Because none of that is factual.

and then almost immediately

bunch of poor peasants

Which fraction of pop of Russia involved in agriculture, what do you think? It's not a first time you throw 'peasants' just for fun.

Not referring to being farmers. But a more general being poor.

I can just use Russian own propaganda to justify my position. They literally tell us their people are

poor.

https://twitter.com/visegrad24/status/1604548265802096641?s=46&t=cJUMoctDB-RQWpQq-S5_qQ

looking at history theirs a huge difference between being in American sphere of influence and in Russias sphere. Russians sphere well has things like Holodomore happen to them. The American sphere even when we do bad things has limited bad things happen to the people of the country.

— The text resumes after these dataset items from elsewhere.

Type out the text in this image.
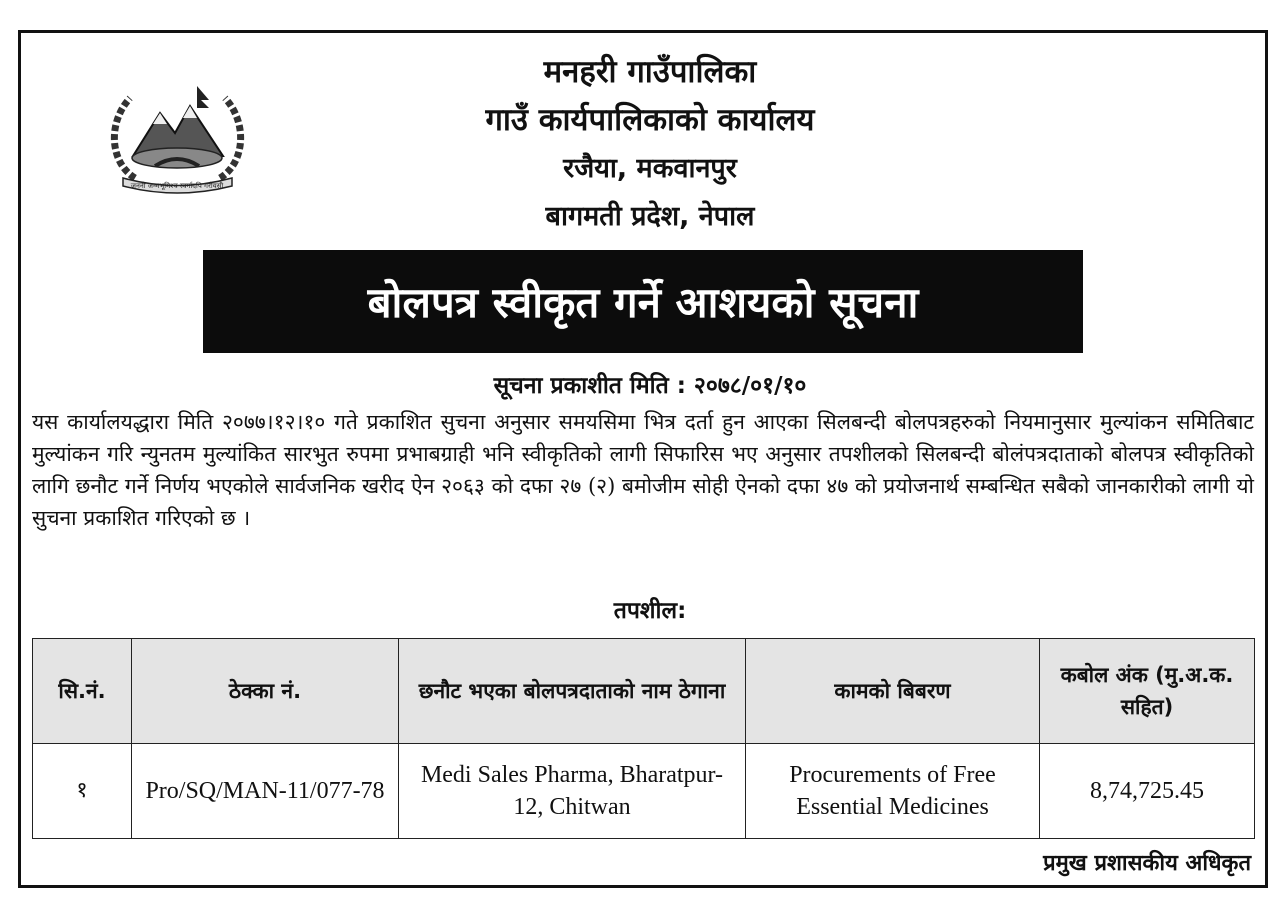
जननी जन्मभूमिश्च स्वर्गादपि गरीयसी
मनहरी गाउँपालिका
गाउँ कार्यपालिकाको कार्यालय
रजैया, मकवानपुर
बागमती प्रदेश, नेपाल
बोलपत्र स्वीकृत गर्ने आशयको सूचना
सूचना प्रकाशीत मिति : २०७८/०१/१०

यस कार्यालयद्धारा मिति २०७७।१२।१० गते प्रकाशित सुचना अनुसार समयसिमा भित्र दर्ता हुन आएका सिलबन्दी बोलपत्रहरुको नियमानुसार मुल्यांकन समितिबाट मुल्यांकन गरि न्युनतम मुल्यांकित सारभुत रुपमा प्रभाबग्राही भनि स्वीकृतिको लागी सिफारिस भए अनुसार तपशीलको सिलबन्दी बोलंपत्रदाताको बोलपत्र स्वीकृतिको लागि छनौट गर्ने निर्णय भएकोले सार्वजनिक खरीद ऐन २०६३ को दफा २७ (२) बमोजीम सोही ऐनको दफा ४७ को प्रयोजनार्थ सम्बन्धित सबैको जानकारीको लागी यो सुचना प्रकाशित गरिएको छ ।

तपशील:
सि.नं.	ठेक्का नं.	छनौट भएका बोलपत्रदाताको नाम ठेगाना	कामको बिबरण	कबोल अंक (मु.अ.क. सहित)
१	Pro/SQ/MAN-11/077-78	Medi Sales Pharma, Bharatpur-12, Chitwan	Procurements of Free Essential Medicines	8,74,725.45
प्रमुख प्रशासकीय अधिकृत
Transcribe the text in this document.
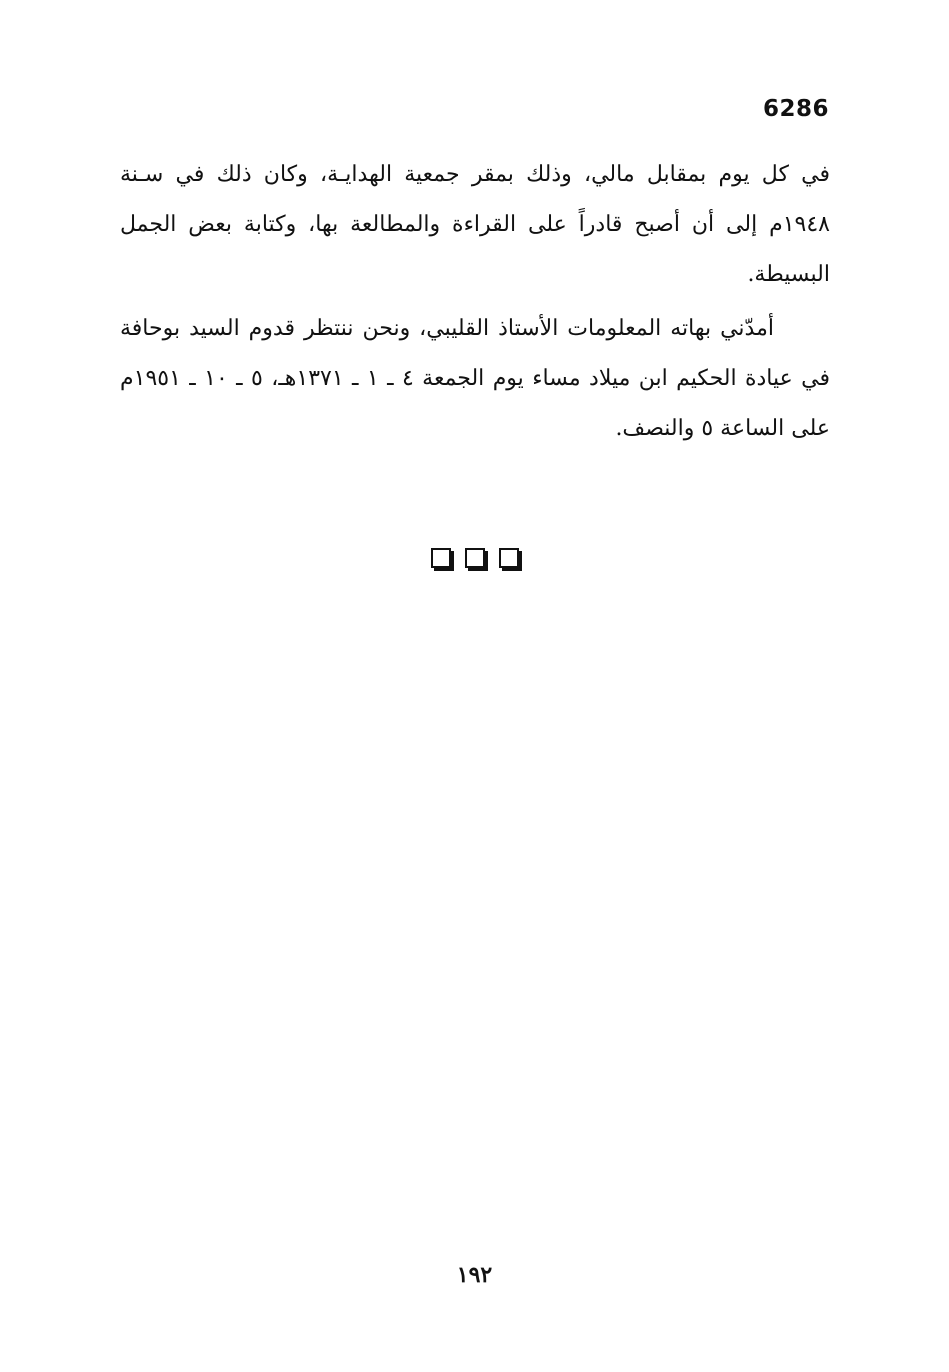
6286

في كل يوم بمقابل مالي، وذلك بمقر جمعية الهدايـة، وكان ذلك في سـنة ١٩٤٨م إلى أن أصبح قادراً على القراءة والمطالعة بها، وكتابة بعض الجمل البسيطة.

أمدّني بهاته المعلومات الأستاذ القليبي، ونحن ننتظر قدوم السيد بوحافة في عيادة الحكيم ابن ميلاد مساء يوم الجمعة ٤ ـ ١ ـ ١٣٧١هـ، ٥ ـ ١٠ ـ ١٩٥١م على الساعة ٥ والنصف.

١٩٢
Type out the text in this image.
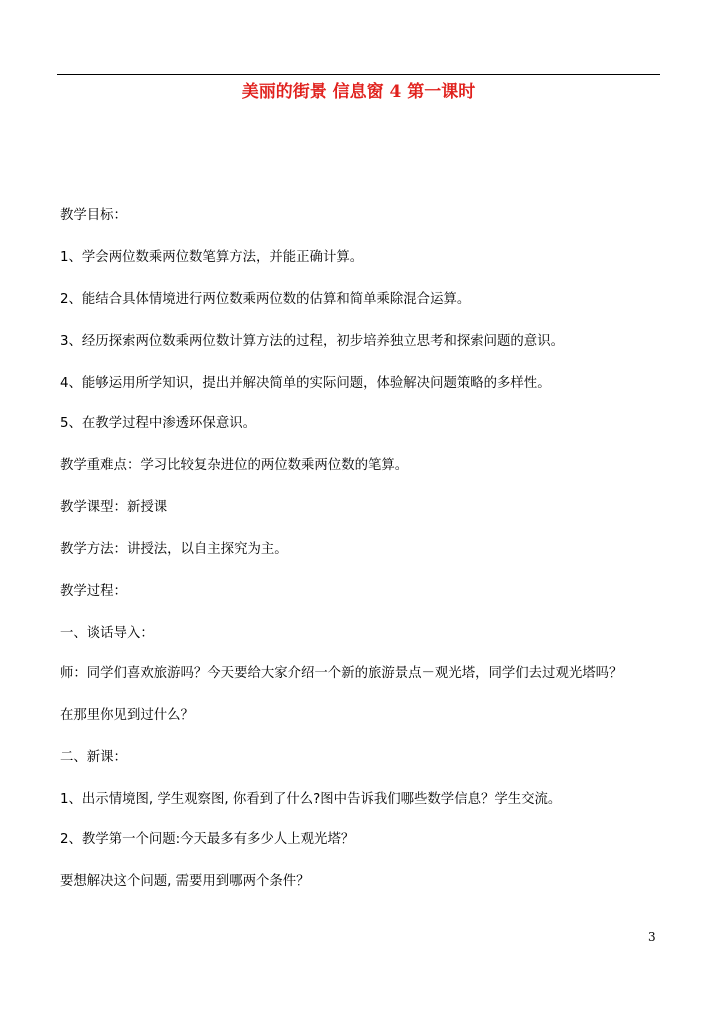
美丽的街景 信息窗 4 第一课时
教学目标：
1、学会两位数乘两位数笔算方法，并能正确计算。
2、能结合具体情境进行两位数乘两位数的估算和简单乘除混合运算。
3、经历探索两位数乘两位数计算方法的过程，初步培养独立思考和探索问题的意识。
4、能够运用所学知识，提出并解决简单的实际问题，体验解决问题策略的多样性。
5、在教学过程中渗透环保意识。
教学重难点：学习比较复杂进位的两位数乘两位数的笔算。
教学课型：新授课
教学方法：讲授法，以自主探究为主。
教学过程：
一、谈话导入：
师：同学们喜欢旅游吗？今天要给大家介绍一个新的旅游景点－观光塔，同学们去过观光塔吗？
在那里你见到过什么？
二、新课：
1、出示情境图, 学生观察图, 你看到了什么?图中告诉我们哪些数学信息？学生交流。
2、教学第一个问题:今天最多有多少人上观光塔？
要想解决这个问题, 需要用到哪两个条件？
3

I don't necessarily disagree with your general point but this is just a lazy argument. There are obviously breaks in political continuity in Russian history that aren't present in American history. For better or worse, contemporary Russia isn't the USSR or the Russian Tsardom.

If I made an argument that a country being under German influence today is a bad thing because Nazis and Holocaust, people would rightfully laugh at me.

This is not to say that being under contemporary Russian influence is a good thing - it's probably not - but actually make the argument about why this is the case and don't just make lazy appeals to history. And preferably an argument that doesn't refer to the supposed 'innate barbarity' of the Russian people that I've seen crop up a lot.

I literally quoted population charts of Iraq/Afghanistan versus Syria/Ukraine. And the Holdomore. Yea I could have gone out and likely found 50 more examples but honestly some times you don’t feel like writing novels. Sure I could have quoted more bad things Stalin did. I could have quoted how serfdom in Russia became nearly indistinguishable from chattel slavery which no civilized country was doing to people of the same skin color. And I can quote the current war and the human rights abuses being committed in Ukraine and direct targeting of civilians and civilian infrastructure with artillery.

Holodomor occured because of economist policy of that government. Turning Holodomor into a tribal issue is a way to make more hostility and real corpses in future.

Meanwhile, in Ukraine private ownership of land wasn't working until as recently as 2019. In many ways post-1991 Ukraine was more sovok than post-1991 Russia

What Russia isn’t responsible for causing a famine because it was just “economic” policy? What kind of logic is that? A government is not responsible for their own economic policy that led to millions dying in famine.